One of our favourite reads from the year so far is the new novel by Ali Benjamin – The Smash-Up.
The novel is available for purchase here.
Rare is the novel that is able to delicately and competently handle feminism, political activism, rape culture or the intricate workings of modern families – Ali Benjamin’s novel artfully handles all this and more, in her phenomenal 2021 novel The Smash-Up that is fast queued up to be one of our favourite novels of the year so far. Focussing on the years after the Trump election and the confirmation of Brett Kavanaugh, the novel is a compulsive, satirical look at protest and America. The novel focusses on Ethan Frome and his relationship with the three women he lives with. Frome used to be the co-founder of a lucrative and immensely innovative media start-up – Bränd – but moved to Starkfield, Massachusetts, giving up his share in the company when his wife refused to move to Los Angeles. Zo, his wife, has been transformed by her newly found political activism, into a barely recognisable ball of fury, centred around the confirmation for a Supreme Court Justice and whipped up by her activist sisterhood – All Them Witches. The novel also deals with his interactions with his hyperactive, Wicked-obsessed daughter Alex and her live-in babysitter Maddy – a blue-haired millennial, making her way through an online gig economy on TenSpot.

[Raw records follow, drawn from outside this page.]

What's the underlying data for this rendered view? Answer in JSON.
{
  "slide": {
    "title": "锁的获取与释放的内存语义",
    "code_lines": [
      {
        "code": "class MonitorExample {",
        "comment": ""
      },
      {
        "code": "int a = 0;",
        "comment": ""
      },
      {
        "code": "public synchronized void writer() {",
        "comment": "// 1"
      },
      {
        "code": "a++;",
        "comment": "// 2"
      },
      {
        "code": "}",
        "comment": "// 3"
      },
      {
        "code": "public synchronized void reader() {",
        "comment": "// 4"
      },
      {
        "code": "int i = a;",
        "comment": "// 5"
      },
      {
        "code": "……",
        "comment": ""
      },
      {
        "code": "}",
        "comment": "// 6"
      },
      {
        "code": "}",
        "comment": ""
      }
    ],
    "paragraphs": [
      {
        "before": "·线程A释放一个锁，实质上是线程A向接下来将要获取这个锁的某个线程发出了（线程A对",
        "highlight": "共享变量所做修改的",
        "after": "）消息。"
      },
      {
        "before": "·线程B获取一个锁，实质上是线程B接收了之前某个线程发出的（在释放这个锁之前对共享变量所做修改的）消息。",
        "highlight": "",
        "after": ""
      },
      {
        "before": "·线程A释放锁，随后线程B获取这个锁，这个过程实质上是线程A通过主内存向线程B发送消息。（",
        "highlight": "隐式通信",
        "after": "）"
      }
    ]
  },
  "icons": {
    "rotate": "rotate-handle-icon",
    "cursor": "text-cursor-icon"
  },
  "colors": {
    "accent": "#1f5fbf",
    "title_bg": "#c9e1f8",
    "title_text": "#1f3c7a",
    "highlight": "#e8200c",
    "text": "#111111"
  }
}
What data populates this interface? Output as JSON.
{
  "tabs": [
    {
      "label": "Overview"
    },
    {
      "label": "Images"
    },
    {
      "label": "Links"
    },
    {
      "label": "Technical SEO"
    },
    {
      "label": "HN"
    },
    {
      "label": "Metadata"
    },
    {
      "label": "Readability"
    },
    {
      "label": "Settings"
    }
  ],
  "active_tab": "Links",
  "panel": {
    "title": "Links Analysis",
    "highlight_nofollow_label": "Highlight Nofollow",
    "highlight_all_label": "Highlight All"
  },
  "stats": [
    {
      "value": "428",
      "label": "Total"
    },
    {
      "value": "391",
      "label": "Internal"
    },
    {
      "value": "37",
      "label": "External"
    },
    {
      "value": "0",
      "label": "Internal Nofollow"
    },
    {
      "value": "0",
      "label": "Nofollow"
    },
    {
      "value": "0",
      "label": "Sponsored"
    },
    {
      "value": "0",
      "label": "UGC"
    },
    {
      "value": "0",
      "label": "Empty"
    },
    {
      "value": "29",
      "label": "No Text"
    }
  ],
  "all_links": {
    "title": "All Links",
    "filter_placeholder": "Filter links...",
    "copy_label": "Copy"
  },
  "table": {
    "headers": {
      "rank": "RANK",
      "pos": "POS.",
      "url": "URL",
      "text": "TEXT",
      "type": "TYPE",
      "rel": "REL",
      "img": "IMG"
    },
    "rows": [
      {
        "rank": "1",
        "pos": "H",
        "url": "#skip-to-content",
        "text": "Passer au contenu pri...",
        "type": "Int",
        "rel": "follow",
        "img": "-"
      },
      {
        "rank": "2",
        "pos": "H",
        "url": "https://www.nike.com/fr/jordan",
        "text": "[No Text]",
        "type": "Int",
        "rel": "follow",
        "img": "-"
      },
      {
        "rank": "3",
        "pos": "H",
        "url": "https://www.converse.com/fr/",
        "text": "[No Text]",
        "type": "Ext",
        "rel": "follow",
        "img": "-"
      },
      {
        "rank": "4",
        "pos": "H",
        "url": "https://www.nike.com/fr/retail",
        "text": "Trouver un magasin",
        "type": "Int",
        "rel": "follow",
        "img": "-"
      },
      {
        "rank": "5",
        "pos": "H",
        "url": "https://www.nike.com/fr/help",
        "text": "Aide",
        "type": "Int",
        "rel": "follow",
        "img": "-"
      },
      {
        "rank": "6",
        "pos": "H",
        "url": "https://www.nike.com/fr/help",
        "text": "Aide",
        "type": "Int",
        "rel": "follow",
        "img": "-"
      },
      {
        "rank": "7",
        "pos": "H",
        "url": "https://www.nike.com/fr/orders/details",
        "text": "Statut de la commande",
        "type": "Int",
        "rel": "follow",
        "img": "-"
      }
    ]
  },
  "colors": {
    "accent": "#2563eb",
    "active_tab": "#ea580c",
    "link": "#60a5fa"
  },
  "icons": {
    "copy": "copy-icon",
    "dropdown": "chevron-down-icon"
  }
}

Ali Benjamin’s debut novel takes inspiration from Ethan Frome, Edith Wharton’s classic story about a small-town love triangle, yet broadens the perspective. Though the actual links to the original inspiration are a bit heavy-handed (the town and protagonist’s names are both the same) still, but this is forgiven for the generally delicate and artful way that she weaves the story. Indeed, the core of Wharton’s novel – the disintegration of the protagonist’s marriage – is shifted to the background in this story and only reaches a proper examination and culmination in the epilogue, instead issues around #MeToo, political activism and learning disabilities are placed to the fore. All of the characters are deeply sympathetic, yet also deeply complicated and layered and Benjamin does a phenomenal job of creating a narrative that is compulsive to the final page, immensely engaging, uncomfortable at times, this is a novel that you’ll be wanting to discuss with those around you, offering an eye-opening satirical commentary on modern activist culture. An important read.